The researchers speculated that factors such as cultural beliefs, access to health care, other illnesses and patient choice may all play a role.
To try to get more of these women to accept treatment, Rizzo's group has started a community outreach program that uses a nurse practitioner and a social worker to follow breast cancer patients and their care.
Educating women is also important, Rizzo said. "Educate more women and dispel some fears that they can have about cancer and cancer treatment, and encourage them to have yearly mammograms to catch cancers at an earlier stage, when the cancer is more curable," she said.
Breast cancer expert Dr. Gretchen G. Kimmick, an associate professor of oncology at Duke University Medical Center, thinks these results are concerning.
"This finding, that a large proportion of these women were not getting chemotherapy or radiation, is worrisome," Kimmick said.

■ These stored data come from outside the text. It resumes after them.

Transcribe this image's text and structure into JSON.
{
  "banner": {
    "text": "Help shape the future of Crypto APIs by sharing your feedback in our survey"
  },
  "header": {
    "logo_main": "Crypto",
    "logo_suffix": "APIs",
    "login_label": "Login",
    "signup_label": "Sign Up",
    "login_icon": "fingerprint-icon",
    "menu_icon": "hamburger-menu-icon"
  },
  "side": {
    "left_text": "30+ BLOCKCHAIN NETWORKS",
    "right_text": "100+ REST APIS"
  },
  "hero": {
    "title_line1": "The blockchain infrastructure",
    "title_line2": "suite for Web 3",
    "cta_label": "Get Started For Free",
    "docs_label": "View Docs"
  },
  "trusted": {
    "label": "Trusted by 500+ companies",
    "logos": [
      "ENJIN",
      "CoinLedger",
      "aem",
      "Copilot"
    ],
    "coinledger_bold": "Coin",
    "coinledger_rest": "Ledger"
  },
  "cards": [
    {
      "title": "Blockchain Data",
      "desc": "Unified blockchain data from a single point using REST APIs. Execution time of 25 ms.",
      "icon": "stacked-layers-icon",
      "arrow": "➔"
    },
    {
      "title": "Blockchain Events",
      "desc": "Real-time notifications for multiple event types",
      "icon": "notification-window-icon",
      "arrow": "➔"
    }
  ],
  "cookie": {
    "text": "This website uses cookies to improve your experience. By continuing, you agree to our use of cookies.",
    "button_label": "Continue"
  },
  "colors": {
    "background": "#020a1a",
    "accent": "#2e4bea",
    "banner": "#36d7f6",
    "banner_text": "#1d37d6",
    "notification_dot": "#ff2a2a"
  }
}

"I think it's a social and cultural thing," Kimmick said. "We have to educate and be sensitive to cultural issues, too. Some of the women we take care of think God is going to take care of them, so they don't pursue their treatment," she said. "Sometimes that's how they deal with crisis."
Kimmick thinks poverty has an influence as well. "Lower-income patients don't have the job security that some other people have. If they are absent form their job for days in a row, they're going to lose their job," she said. "They are also embarrassed they can't pay."
More needs to be done to remove these disparities, Kimmick said. "Disparities are not just fixed by telling people what they need to do -- you have to help them do it," she said.